Site Reliability Engineer
Job Title : Site Reliability Engineer (SRE)
Location : Columbia, MD or Chicago, IL (Hybrid Preferred – 4 days onsite, with flexibility)
Type : Contract-to-Hire (6-12 months with potential for conversion)
About the Role
Join our dynamic Platform Engineering team as a Site Reliability Engineer (SRE). You ll be responsible for ensuring the reliability, scalability, and performance of our systems, working in a fast-paced and collaborative environment. The role is open to both senior engineers (5+ years of experience) and junior engineers (3+ years of experience) looking to grow their skill set.
Key Responsibilities
- Design, build, and maintain scalable, reliable infrastructure and services.
- Implement monitoring, alerting, and incident response systems to ensure high availability.
- Automate repetitive tasks to reduce manual toil and improve system efficiency.

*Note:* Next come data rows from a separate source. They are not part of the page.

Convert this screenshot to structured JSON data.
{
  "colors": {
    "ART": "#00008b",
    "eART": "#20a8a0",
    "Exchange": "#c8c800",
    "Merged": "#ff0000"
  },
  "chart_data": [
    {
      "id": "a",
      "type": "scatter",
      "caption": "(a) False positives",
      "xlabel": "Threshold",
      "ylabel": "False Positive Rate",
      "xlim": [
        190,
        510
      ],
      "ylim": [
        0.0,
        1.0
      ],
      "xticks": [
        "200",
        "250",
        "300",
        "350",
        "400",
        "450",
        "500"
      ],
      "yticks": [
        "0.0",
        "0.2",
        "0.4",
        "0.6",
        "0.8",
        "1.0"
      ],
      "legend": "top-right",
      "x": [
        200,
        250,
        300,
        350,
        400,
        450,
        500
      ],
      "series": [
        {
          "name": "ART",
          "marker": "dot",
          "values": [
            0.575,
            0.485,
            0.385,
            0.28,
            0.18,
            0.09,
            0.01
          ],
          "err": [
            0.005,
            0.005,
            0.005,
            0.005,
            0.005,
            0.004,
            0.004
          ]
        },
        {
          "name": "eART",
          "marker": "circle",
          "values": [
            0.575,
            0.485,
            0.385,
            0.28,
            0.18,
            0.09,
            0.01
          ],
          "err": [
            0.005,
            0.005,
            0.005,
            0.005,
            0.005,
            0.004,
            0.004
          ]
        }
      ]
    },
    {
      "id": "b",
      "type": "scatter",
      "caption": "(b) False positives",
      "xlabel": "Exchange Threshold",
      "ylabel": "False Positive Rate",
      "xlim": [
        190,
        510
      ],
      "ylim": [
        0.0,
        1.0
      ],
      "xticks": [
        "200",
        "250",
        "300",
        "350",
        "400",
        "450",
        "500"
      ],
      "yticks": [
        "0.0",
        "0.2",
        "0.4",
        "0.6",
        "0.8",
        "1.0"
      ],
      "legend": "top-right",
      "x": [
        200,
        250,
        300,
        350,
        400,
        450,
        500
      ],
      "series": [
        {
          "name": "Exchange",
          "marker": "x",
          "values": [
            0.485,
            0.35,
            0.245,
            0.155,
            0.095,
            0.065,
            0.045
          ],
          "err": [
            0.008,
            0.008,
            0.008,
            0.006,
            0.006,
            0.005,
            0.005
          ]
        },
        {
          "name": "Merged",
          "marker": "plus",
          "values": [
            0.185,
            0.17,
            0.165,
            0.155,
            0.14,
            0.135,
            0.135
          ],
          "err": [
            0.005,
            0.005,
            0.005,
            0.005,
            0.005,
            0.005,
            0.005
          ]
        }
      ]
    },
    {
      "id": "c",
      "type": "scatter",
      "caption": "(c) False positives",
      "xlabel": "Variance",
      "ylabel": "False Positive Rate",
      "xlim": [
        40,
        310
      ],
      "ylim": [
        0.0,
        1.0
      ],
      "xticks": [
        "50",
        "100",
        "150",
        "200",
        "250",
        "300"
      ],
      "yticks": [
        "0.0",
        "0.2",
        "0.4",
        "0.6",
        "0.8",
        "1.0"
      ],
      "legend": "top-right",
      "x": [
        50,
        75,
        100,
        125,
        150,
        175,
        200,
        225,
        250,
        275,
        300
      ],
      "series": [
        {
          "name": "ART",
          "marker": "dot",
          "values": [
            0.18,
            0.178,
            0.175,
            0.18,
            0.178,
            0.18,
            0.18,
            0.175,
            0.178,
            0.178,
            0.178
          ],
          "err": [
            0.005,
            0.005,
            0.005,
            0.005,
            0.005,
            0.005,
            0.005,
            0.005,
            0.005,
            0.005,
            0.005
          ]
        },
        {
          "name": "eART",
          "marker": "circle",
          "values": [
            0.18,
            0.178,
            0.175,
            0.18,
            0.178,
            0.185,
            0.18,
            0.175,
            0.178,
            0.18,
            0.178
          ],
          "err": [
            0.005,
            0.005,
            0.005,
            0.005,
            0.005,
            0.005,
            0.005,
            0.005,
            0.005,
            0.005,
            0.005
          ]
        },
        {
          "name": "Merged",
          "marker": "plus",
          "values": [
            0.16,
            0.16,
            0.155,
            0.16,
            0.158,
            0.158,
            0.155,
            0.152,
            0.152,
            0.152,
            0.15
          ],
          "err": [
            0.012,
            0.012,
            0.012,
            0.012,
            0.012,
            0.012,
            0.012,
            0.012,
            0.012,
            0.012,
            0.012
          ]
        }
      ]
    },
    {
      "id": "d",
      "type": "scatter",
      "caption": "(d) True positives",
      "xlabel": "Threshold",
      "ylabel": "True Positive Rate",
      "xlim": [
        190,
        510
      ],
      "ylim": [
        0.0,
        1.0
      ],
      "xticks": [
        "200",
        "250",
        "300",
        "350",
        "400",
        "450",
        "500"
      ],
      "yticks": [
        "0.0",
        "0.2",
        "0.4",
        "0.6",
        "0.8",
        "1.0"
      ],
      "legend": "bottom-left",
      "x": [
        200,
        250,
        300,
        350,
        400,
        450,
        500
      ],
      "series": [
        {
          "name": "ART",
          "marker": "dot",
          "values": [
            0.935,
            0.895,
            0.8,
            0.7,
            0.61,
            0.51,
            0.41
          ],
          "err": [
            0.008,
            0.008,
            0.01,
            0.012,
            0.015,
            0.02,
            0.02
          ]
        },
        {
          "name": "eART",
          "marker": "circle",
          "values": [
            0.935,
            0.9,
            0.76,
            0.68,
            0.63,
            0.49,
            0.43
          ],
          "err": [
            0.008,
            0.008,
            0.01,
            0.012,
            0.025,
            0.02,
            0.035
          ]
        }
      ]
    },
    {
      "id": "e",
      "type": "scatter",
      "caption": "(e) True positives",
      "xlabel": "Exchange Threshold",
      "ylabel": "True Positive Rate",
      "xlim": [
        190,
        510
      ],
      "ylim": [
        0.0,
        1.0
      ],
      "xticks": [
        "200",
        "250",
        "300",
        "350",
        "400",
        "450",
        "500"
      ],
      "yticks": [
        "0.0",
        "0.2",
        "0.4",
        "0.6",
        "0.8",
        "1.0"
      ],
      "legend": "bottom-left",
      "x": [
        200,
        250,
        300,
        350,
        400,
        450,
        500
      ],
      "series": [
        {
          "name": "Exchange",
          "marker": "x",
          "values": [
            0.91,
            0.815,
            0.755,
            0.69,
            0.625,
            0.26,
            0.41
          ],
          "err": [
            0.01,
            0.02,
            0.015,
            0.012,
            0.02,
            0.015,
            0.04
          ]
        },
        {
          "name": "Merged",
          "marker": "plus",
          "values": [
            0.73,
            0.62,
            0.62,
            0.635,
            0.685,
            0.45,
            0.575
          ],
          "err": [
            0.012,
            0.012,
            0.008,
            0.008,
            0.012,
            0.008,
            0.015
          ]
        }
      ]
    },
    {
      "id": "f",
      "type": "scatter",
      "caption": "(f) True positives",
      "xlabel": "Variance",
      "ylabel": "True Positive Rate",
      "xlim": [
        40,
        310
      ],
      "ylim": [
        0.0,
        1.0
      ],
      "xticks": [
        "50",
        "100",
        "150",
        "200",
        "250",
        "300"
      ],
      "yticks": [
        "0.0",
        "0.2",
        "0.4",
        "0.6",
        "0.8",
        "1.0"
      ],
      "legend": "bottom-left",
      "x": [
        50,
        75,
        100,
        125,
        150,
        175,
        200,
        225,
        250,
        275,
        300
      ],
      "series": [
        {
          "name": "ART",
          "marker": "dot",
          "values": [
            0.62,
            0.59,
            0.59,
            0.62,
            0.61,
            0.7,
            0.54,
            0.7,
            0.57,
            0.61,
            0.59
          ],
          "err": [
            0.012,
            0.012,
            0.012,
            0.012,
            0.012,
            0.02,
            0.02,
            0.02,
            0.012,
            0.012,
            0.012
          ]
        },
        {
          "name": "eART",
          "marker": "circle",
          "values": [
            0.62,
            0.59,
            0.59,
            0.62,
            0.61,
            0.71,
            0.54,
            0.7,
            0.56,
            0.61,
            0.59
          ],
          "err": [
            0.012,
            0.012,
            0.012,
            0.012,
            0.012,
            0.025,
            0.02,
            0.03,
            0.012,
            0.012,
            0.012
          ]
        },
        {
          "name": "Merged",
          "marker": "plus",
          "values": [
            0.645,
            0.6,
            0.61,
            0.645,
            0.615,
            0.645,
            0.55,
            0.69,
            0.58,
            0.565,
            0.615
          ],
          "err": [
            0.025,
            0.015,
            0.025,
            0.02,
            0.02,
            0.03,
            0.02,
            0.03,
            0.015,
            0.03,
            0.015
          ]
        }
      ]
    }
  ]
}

- Collaborate with development and DevOps teams to enhance application reliability.
- Conduct root cause analysis and post-mortems for production incidents.
- Define and track SLOs, SLIs, and error budgets to measure system health.
- Participate in on-call rotations and handle incidents promptly.
- Continuously enhance system performance, reliability, and cost-efficiency.
- Maintain code quality using SonarQube.
- Support CI/CD pipelines, with a focus on Harness (training provided).
Required Qualifications
- Bachelor s degree in computer science, Engineering, or related field or equivalent experience.
- 3+ years (junior) / 5+ years (senior) experience in SRE, DevOps, or Systems Engineering.
- Strong expertise in SonarQube.
- Proficiency in at least one programming language (Python, Go, Java, etc.).
- Hands-on experience with cloud platforms (AWS, Google Cloud Platform, or Azure).
- Solid Linux systems and networking knowledge.
- Experience with containerization (Docker, Kubernetes).
- Familiarity with CI/CD tools and infrastructure-as-code (Terraform, Ansible).
- Experience with monitoring tools (Prometheus, Grafana, Datadog).